Sebut Dan Jelaskan Macam-Macam Thawaf Dalam Ibadah Haji

Jaman dahulu kala, saat Nabi Muhammad SAW masih hidup, beliau memberikan contoh bagaimana menyempurnakan ibadah haji. Salah satu cara yang beliau tunjukkan adalah thawaf, yaitu mengelilingi Kabah sebanyak tujuh kali dengan posisi jamaah menghadap ke arah Kabah.
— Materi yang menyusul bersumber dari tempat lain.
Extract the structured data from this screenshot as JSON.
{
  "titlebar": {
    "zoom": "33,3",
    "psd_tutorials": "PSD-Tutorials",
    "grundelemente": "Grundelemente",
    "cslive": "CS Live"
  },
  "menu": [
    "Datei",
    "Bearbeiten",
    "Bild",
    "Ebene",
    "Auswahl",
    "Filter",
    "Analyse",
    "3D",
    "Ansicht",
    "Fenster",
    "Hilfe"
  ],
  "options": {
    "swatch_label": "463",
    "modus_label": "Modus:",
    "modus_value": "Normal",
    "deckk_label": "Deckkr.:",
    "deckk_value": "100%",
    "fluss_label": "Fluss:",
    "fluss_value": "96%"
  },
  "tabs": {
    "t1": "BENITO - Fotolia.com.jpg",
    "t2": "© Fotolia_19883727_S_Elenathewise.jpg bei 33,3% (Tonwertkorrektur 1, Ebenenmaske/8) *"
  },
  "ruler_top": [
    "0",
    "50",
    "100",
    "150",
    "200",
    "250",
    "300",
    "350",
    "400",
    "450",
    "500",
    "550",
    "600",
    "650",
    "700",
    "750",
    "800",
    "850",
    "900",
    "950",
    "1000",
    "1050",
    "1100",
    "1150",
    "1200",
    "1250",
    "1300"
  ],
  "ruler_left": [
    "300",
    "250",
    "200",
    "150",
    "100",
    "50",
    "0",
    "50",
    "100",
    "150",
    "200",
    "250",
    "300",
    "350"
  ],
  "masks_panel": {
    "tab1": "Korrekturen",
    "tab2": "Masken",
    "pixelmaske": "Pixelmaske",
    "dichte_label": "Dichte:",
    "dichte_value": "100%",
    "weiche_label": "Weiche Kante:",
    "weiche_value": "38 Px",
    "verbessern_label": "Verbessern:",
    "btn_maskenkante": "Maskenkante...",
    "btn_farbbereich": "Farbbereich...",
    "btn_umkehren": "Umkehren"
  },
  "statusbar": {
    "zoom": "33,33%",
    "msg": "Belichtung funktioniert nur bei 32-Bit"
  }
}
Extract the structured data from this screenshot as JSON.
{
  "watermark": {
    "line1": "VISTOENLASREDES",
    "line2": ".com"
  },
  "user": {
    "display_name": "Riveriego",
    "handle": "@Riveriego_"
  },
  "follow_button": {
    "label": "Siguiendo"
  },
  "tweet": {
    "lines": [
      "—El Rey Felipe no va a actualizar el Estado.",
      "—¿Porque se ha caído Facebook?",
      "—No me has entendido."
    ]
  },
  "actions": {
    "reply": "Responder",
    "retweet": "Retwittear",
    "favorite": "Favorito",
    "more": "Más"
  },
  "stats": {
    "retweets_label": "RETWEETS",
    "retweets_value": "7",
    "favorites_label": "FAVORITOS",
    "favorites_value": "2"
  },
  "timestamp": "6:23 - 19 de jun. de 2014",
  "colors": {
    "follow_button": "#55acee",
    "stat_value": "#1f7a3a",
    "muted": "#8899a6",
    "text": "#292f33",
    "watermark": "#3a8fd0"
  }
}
Dalam thawaf, terdapat beberapa macam thawaf yang harus dilakukan oleh jamaah selama ibadah haji. Berikut jenis-jenis thawaf serta penjelasannya:

1. Thawaf Ifada

Thawaf Ifada adalah thawaf yang dilakukan pada hari ke-10 Dzulhijjah, setelah jamaah menyelesaikan wukuf di Mina. Jamaah melakukan thawaf ini setelah memenuhi syarat-syarat tertentu, antara lain harus sudah memiliki ihram, sudah menjalankan wukuf di Arafah serta melontar Jumrah Akbar.

2. Thawaf Wada

Thawaf Wada dilakukan ketika seorang jamaah akan meninggalkan Makkah menuju kampung halamannya setelah menyelesaikan ibadah haji. Thawaf Wada ini dilakukan sebagai simbol perpisahan dengan Ka’bah.

3. Thawaf Qudum

Thawaf Qudum dilakukan pada saat tiba di Makkah untuk melaksanakan ibadah haji. Thawaf Qudum ini mirip seperti sunnah umrah, hanya saja lebih diprioritaskan untuk jamaah yang hendak melakukan ibadah haji.

4. Thawaf Tawaf

Thawaf Tawaf dilakukan setelah jamaah memasuki pelataran Ka’bah. Thawaf Tawaf ini merupakan thawaf yang paling banyak dilakukan oleh jamaah, yakni sebanyak tujuh kali mengelilingi Ka’bah.

5. Thawaf Sunnah

Thawaf Sunnah adalah thawaf yang dilakukan secara sukarela. Thawaf ini termasuk ke dalam amalan sunnah Rasulullah SAW sebagai bentuk tawadhu’ dan penghormatan kepada Ka’bah.

6. Thawaf Nafl

Thawaf Nafl atau thawaf yang dilakukan secara sukarela ini biasanya dilakukan ketika jamaah memiliki niat untuk memohon keberkahan dan ampunan kepada Allah SWT. Thawaf Nafl ini memiliki kemiripan dengan thawaf tawaf yang dilakukan sebanyak tujuh kali mengelilingi Ka’bah.